Quant à la France, qui se veut la patrie des droits de l'homme, nous sommes fiers qu'elle veuille être un des premiers pays à ratifier la Convention.
L'histoire de l'humanité a été marquée par des massacres et des déportations. Si le XXe siècle a donné à ces crimes une ampleur sans précédent, il a aussi vu l'émergence d'une prise de conscience universelle. La création d'une CPI s'inscrit dans cette évolution. Ainsi aboutissent enfin les longs efforts de juristes, d'hommes politiques et de diplomates pour fonder un ordre international nouveau, voulu notamment par Donnedieu de Vabres et Pella. La nouvelle juridiction aura pour but de poursuivre les responsables des crimes et génocides ; mieux encore, ces crimes, commis lors d'un conflit interne, seront traités de la même manière : les futurs Milosevic ne seront plus à l'abri de la justice. C'est la fin du sinistre principe " charbonnier est maître chez lui ". La création de la CPI marquera un progrès moral considérable : les principes du droit finissent toujours par s'imposer.
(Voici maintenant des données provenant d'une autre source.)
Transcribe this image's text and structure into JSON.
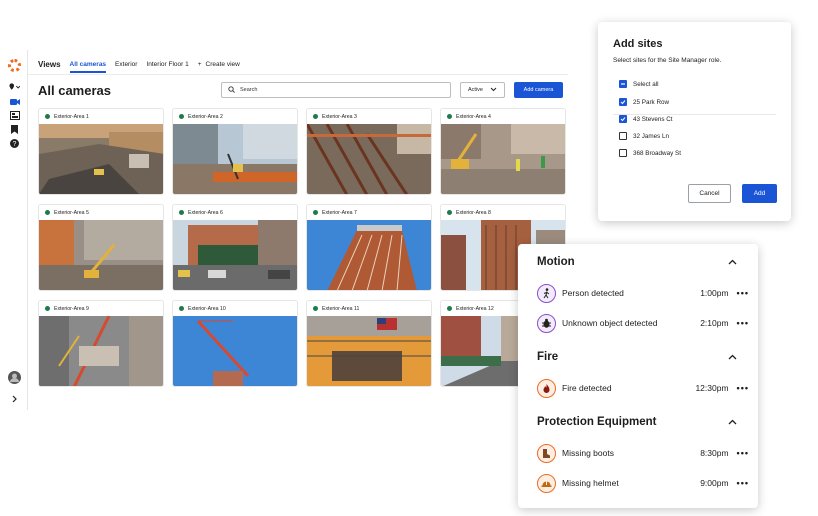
{
  "nav": {
    "views_label": "Views",
    "tabs": [
      "All cameras",
      "Exterior",
      "Interior Floor 1"
    ],
    "create_view_label": "Create view",
    "create_view_icon": "plus-icon"
  },
  "rail_icons": [
    "logo",
    "location-pin-icon",
    "camera-icon",
    "grid-icon",
    "bookmark-icon",
    "help-icon",
    "avatar",
    "expand-icon"
  ],
  "page_title": "All cameras",
  "search": {
    "placeholder": "Search"
  },
  "status_filter": {
    "value": "Active"
  },
  "add_camera_label": "Add camera",
  "cameras": [
    {
      "name": "Exterior-Area 1"
    },
    {
      "name": "Exterior-Area 2"
    },
    {
      "name": "Exterior-Area 3"
    },
    {
      "name": "Exterior-Area 4"
    },
    {
      "name": "Exterior-Area 5"
    },
    {
      "name": "Exterior-Area 6"
    },
    {
      "name": "Exterior-Area 7"
    },
    {
      "name": "Exterior-Area 8"
    },
    {
      "name": "Exterior-Area 9"
    },
    {
      "name": "Exterior-Area 10"
    },
    {
      "name": "Exterior-Area 11"
    },
    {
      "name": "Exterior-Area 12"
    }
  ],
  "add_sites": {
    "title": "Add sites",
    "subtitle": "Select sites for the Site Manager role.",
    "select_all": "Select all",
    "sites": [
      {
        "label": "25 Park Row",
        "checked": true
      },
      {
        "label": "43 Stevens Ct",
        "checked": true
      },
      {
        "label": "32 James Ln",
        "checked": false
      },
      {
        "label": "368 Broadway St",
        "checked": false
      }
    ],
    "cancel_label": "Cancel",
    "add_label": "Add"
  },
  "events": {
    "motion": {
      "title": "Motion",
      "items": [
        {
          "name": "Person detected",
          "time": "1:00pm",
          "icon": "person-walking-icon"
        },
        {
          "name": "Unknown object detected",
          "time": "2:10pm",
          "icon": "bug-icon"
        }
      ]
    },
    "fire": {
      "title": "Fire",
      "items": [
        {
          "name": "Fire detected",
          "time": "12:30pm",
          "icon": "fire-icon"
        }
      ]
    },
    "ppe": {
      "title": "Protection Equipment",
      "items": [
        {
          "name": "Missing boots",
          "time": "8:30pm",
          "icon": "boot-icon"
        },
        {
          "name": "Missing helmet",
          "time": "9:00pm",
          "icon": "helmet-icon"
        }
      ]
    },
    "more_label": "•••"
  },
  "colors": {
    "accent": "#1a55d6",
    "status_dot": "#1e7b4a",
    "motion_icon": "#8a4dcc",
    "fire_icon": "#ef6a1f"
  }
}
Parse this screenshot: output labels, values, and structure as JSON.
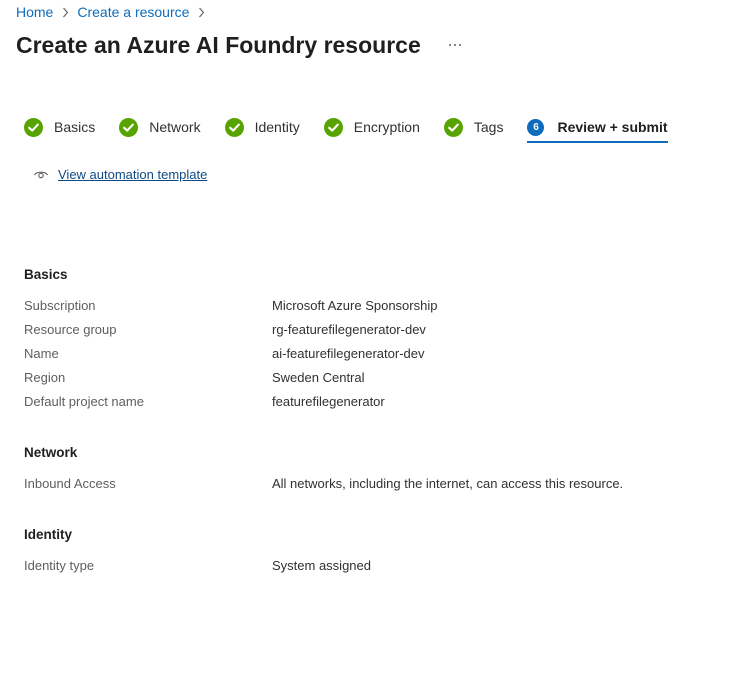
{
  "breadcrumb": {
    "items": [
      "Home",
      "Create a resource"
    ]
  },
  "page": {
    "title": "Create an Azure AI Foundry resource",
    "more_label": "···"
  },
  "tabs": [
    {
      "label": "Basics",
      "status": "complete"
    },
    {
      "label": "Network",
      "status": "complete"
    },
    {
      "label": "Identity",
      "status": "complete"
    },
    {
      "label": "Encryption",
      "status": "complete"
    },
    {
      "label": "Tags",
      "status": "complete"
    },
    {
      "label": "Review + submit",
      "status": "active",
      "step": "6"
    }
  ],
  "automation": {
    "link_label": "View automation template"
  },
  "sections": {
    "basics": {
      "heading": "Basics",
      "rows": [
        {
          "label": "Subscription",
          "value": "Microsoft Azure Sponsorship"
        },
        {
          "label": "Resource group",
          "value": "rg-featurefilegenerator-dev"
        },
        {
          "label": "Name",
          "value": "ai-featurefilegenerator-dev"
        },
        {
          "label": "Region",
          "value": "Sweden Central"
        },
        {
          "label": "Default project name",
          "value": "featurefilegenerator"
        }
      ]
    },
    "network": {
      "heading": "Network",
      "rows": [
        {
          "label": "Inbound Access",
          "value": "All networks, including the internet, can access this resource."
        }
      ]
    },
    "identity": {
      "heading": "Identity",
      "rows": [
        {
          "label": "Identity type",
          "value": "System assigned"
        }
      ]
    }
  },
  "colors": {
    "accent": "#0f6cbd",
    "success": "#57a300",
    "link_dark": "#0f4a85"
  },
  "icons": {
    "complete": "check-circle-icon",
    "view": "eye-icon",
    "separator": "chevron-right-icon",
    "more": "more-horizontal-icon"
  }
}
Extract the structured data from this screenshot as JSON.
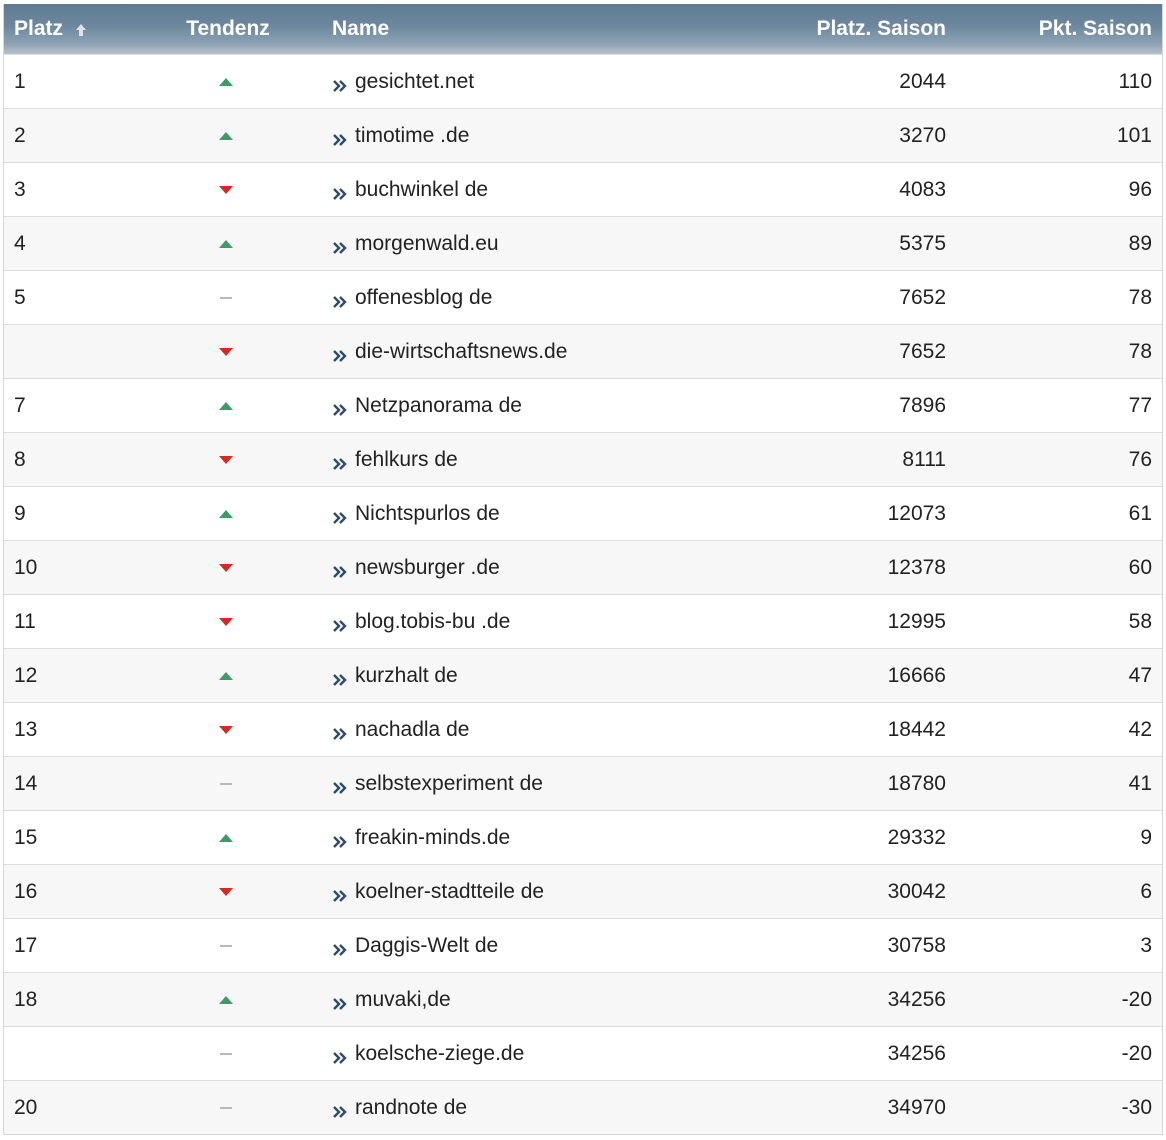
{
  "table": {
    "headers": {
      "platz": "Platz",
      "tendenz": "Tendenz",
      "name": "Name",
      "platz_saison": "Platz. Saison",
      "pkt_saison": "Pkt. Saison"
    },
    "colors": {
      "header_bg": "#6d889e",
      "trend_up": "#3e9a6b",
      "trend_down": "#d42a22",
      "trend_same": "#b9b9b9",
      "link_chevron": "#2f4a6b"
    },
    "rows": [
      {
        "platz": "1",
        "trend": "up",
        "name": "gesichtet.net",
        "platz_saison": "2044",
        "pkt_saison": "110"
      },
      {
        "platz": "2",
        "trend": "up",
        "name": "timotime .de",
        "platz_saison": "3270",
        "pkt_saison": "101"
      },
      {
        "platz": "3",
        "trend": "down",
        "name": "buchwinkel de",
        "platz_saison": "4083",
        "pkt_saison": "96"
      },
      {
        "platz": "4",
        "trend": "up",
        "name": "morgenwald.eu",
        "platz_saison": "5375",
        "pkt_saison": "89"
      },
      {
        "platz": "5",
        "trend": "same",
        "name": "offenesblog de",
        "platz_saison": "7652",
        "pkt_saison": "78"
      },
      {
        "platz": "",
        "trend": "down",
        "name": "die-wirtschaftsnews.de",
        "platz_saison": "7652",
        "pkt_saison": "78"
      },
      {
        "platz": "7",
        "trend": "up",
        "name": "Netzpanorama de",
        "platz_saison": "7896",
        "pkt_saison": "77"
      },
      {
        "platz": "8",
        "trend": "down",
        "name": "fehlkurs de",
        "platz_saison": "8111",
        "pkt_saison": "76"
      },
      {
        "platz": "9",
        "trend": "up",
        "name": "Nichtspurlos de",
        "platz_saison": "12073",
        "pkt_saison": "61"
      },
      {
        "platz": "10",
        "trend": "down",
        "name": "newsburger .de",
        "platz_saison": "12378",
        "pkt_saison": "60"
      },
      {
        "platz": "11",
        "trend": "down",
        "name": "blog.tobis-bu .de",
        "platz_saison": "12995",
        "pkt_saison": "58"
      },
      {
        "platz": "12",
        "trend": "up",
        "name": "kurzhalt de",
        "platz_saison": "16666",
        "pkt_saison": "47"
      },
      {
        "platz": "13",
        "trend": "down",
        "name": "nachadla de",
        "platz_saison": "18442",
        "pkt_saison": "42"
      },
      {
        "platz": "14",
        "trend": "same",
        "name": "selbstexperiment de",
        "platz_saison": "18780",
        "pkt_saison": "41"
      },
      {
        "platz": "15",
        "trend": "up",
        "name": "freakin-minds.de",
        "platz_saison": "29332",
        "pkt_saison": "9"
      },
      {
        "platz": "16",
        "trend": "down",
        "name": "koelner-stadtteile de",
        "platz_saison": "30042",
        "pkt_saison": "6"
      },
      {
        "platz": "17",
        "trend": "same",
        "name": "Daggis-Welt de",
        "platz_saison": "30758",
        "pkt_saison": "3"
      },
      {
        "platz": "18",
        "trend": "up",
        "name": "muvaki,de",
        "platz_saison": "34256",
        "pkt_saison": "-20"
      },
      {
        "platz": "",
        "trend": "same",
        "name": "koelsche-ziege.de",
        "platz_saison": "34256",
        "pkt_saison": "-20"
      },
      {
        "platz": "20",
        "trend": "same",
        "name": "randnote de",
        "platz_saison": "34970",
        "pkt_saison": "-30"
      }
    ]
  }
}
Certes, la convention n'est pas parfaite ; elle porte la marque de divers compromis, elle comporte des lacunes et défauts : le crime d'agression sera défini ultérieurement, les Etats signataires pourront récuser la compétence de la cour ; le Conseil de sécurité des Nations Unies pourra suspendre une enquête. On a déploré de compter parmi les sept pays qui ont refusé ce tribunal les Etats-Unis, la Chine, le Vietnam, Israël et l'Inde. Le mouvement de ratification dans le monde doit les entraîner. Mais combien de bienfaits apportera la Convention : la reconnaissance des victimes, la complémentarité de la CPI et des juridictions pénales nationales, dans le respect de la souveraineté des Etats.
La nouvelle juridiction constitue une étape importante et réaliste dans l'élaboration d'un nouvel ordre international. Nous voterons le projet constitutionnel avec la volonté de faire reculer
M. BADINTER - (Applaudisssements) Cette révision revêt une importance exceptionnelle, non en raison de l'article introduit dans la Constitution, et qui répond à une décision du Conseil constitutionnel, mais à cause du Traité de Rome qui a créé une cour pénale internationale chargée de juger le génocide, les crimes contre l'humanité, les crimes de guerre.
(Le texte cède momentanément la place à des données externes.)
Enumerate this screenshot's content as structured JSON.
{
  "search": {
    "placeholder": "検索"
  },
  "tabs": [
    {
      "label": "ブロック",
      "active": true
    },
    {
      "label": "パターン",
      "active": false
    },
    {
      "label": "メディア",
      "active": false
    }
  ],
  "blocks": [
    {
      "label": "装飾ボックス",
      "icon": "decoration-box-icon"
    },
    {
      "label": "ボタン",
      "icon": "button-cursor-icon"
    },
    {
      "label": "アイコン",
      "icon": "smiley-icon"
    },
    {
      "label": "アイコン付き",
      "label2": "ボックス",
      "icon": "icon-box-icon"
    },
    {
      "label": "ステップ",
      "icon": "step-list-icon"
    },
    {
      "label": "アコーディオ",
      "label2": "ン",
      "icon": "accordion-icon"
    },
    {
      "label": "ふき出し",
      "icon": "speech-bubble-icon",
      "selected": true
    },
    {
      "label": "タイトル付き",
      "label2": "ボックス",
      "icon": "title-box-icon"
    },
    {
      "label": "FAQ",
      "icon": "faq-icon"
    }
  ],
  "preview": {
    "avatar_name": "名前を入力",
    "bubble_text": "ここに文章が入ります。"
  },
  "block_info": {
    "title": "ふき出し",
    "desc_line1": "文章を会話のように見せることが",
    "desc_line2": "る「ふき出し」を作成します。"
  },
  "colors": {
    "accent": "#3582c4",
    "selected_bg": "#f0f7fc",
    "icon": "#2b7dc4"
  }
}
Le siècle nouveau devait être celui de la paix, de la justice, du progrès : les génocides arménien, juif, tzigane, cambodgien et rwandais ont précédé la purification ethnique dans l'ex-Yougoslavie. Entre les promesses de l'aube et le bilan, Auschwitz restera le symbole du XXème siècle.
Une prise de conscience universelle s'est pourtant fait jour : il n'est pas admissible que les grands responsables des crimes contre l'humanité échappent au châtiment. L'exigence de justice repose au coeur de tous les êtres humains. Il ne peut y avoir de paix durable sans justice. La paix doit d'abord être assurée dans les coeurs : le châtiment des grands criminels apaise une tension des victimes et libère les peuples d'une culpabilité collective. Ainsi le procès de Nuremberg a-t-il favorisé la naissance d'une autre Europe. Mais la leçon avait été oubliée et la guerre froide interdisait la création d'une cour pénale internationale. L'effondrement de l'Union soviétique et la tragédie de l'ex-Yougoslavie ont changé la situation.
En 1992, nous n'étions qu'une poignée à soutenir qu'il était insupportable que des crimes contre l'humanité au vu et au su de l'opinion mondiale restent impunis. Les réalistes préféraient se préoccuper des accords de paix. L'exigence que justice soit faite l'a emporté. Le tribunal pénal international pour l'ex-Yougoslavie a été créé en 1993, le tribunal pour le Rwanda en 1995. Des criminels ont été arrêtés - peu, il est vrai-, des condamnations ont été prononcées. Les crimes commis au Kosovo peuvent être poursuivis. Milosevic est inculpé de crimes contre l'humanité, stigmatisé à la face du monde. Avec les siens, il se croît à l'abri en Serbie, mais ses crimes sont imprescriptibles et les appuis internationaux sont inconstants : les criminels seront un jour traduits en justice ; encore faut-il que tous les Etats de l'Alliance fassent preuve de fermeté.
La justice ne peut se satisfaire de tribunaux had hoc créés, a posteriori ; les considérations de politique internationale l'emportent toujours. La résolution qui a créé en 1993 le TPI. Serait-elle encore votée par le conseil de sécurité ? La Russie et la Chine n'opposeraient pas leur veto ? Et seule une juridiction pérenne est dissuasive.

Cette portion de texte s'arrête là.